İzole proksimal subklavyan arterin (SA) aterosklerotik darlıklarında öncelikli tedavi şekli PTCA'dır. Vertebrobaziller yetmezlik veya üst ekstremiteye ait komplikasyonlarla ortaya çıkabileceği gibi, asemptomatik olarak da seyredebilir. Koroner arter hastalığı ile birlikte bulunması nadirdir.
Materyal ve Metot:
1985 - 2000 yılları arasında 3 hastaya CABG ile kombine aorto-subklavyan bypass girişimi uygulandı. Hastaların üçü de erkek olup, yaşları sırasıyla 47, 52 ve 61 idi. Lezyon iki olguda sol SA'da total tıkanma, bir olguda sağ SA proksimalinde ciddi darlık şeklindeydi. Cerrahi olarak sağ SA tutulumu olan hastaya atan kalpte LIMA-AD ve aorta-sağ subklavyan bypass, sol SA arter tıkanıklığı olan hastaların ilkine RIMA-LAD, RGEA-RCA, A-CxOM3 (safen ven) ile üçlü CABG, ikinci hastaya safen venlerle üçlü CABG uygulandıktan sonra aorta-sol subklavyan bypass uygulandı. Aorta-subklavyan bypass için her üç hastada greft olarak safen ven kullanıldı.
Bulgular:
Hastalarımızda erken ve geç mortaliteye rastlanmadı. Yaptırılan kontrol anjiyografilerinde greftler açık olarak bulundu. Takip sürelerinde kardiyak veya ekstremiteye ait iskemik semptoma rastlanmadı.
Sonuç:
Koroner arter revaskülarizasyonunda IMA greftinin altın standart olması bu arterin kullanımını yaygınlaştırmıştır.
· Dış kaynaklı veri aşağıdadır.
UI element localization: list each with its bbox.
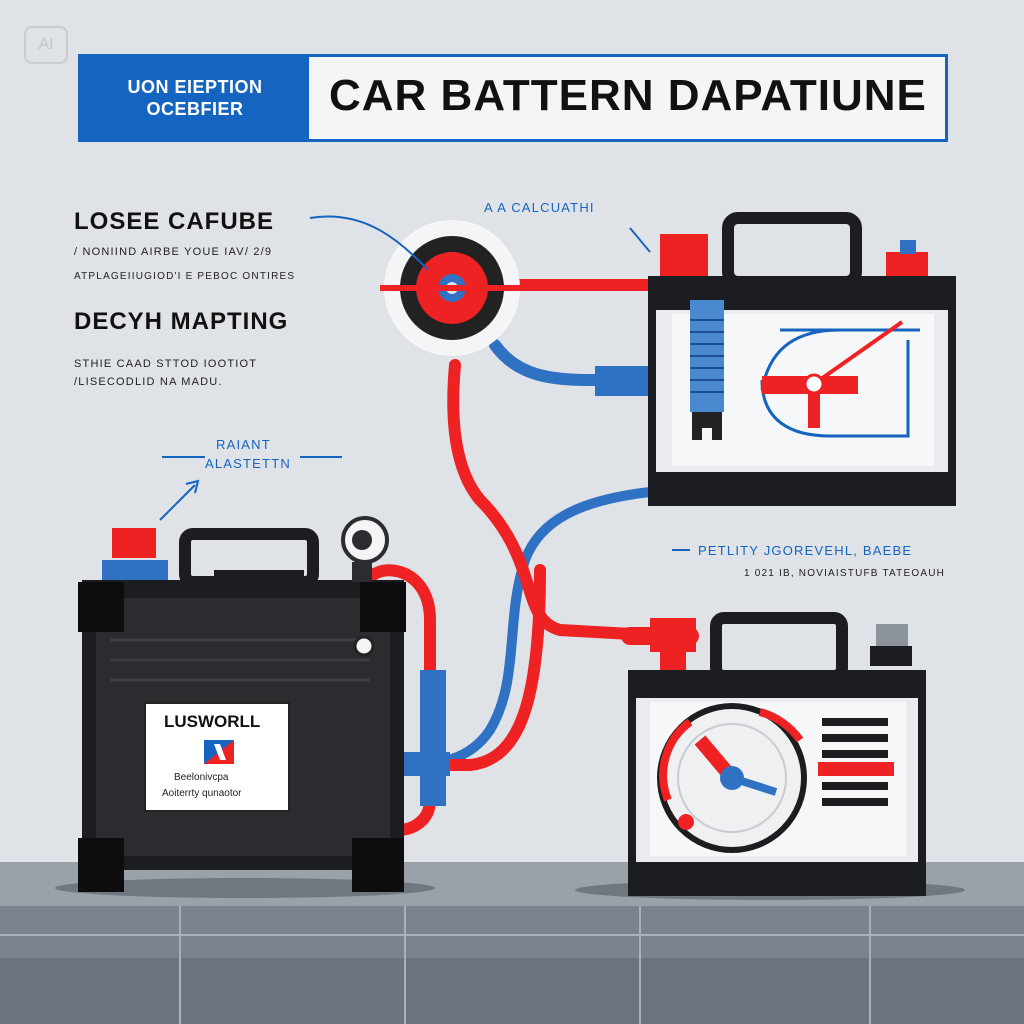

Koroner arter hastalığı ile birlikte bulunan subklavyan stenoz, cerrahi tedavi uygulanacak hastalarda greft seçimini ve morbiditeyi etkileyebilmektedir. Bu nedenle koroner arter hastalığı olan ve CABG planlanan hastalarda, semptomatik olsun veya olmasın, SA mutlaka anjiyografik olarak görüntülenmelidir.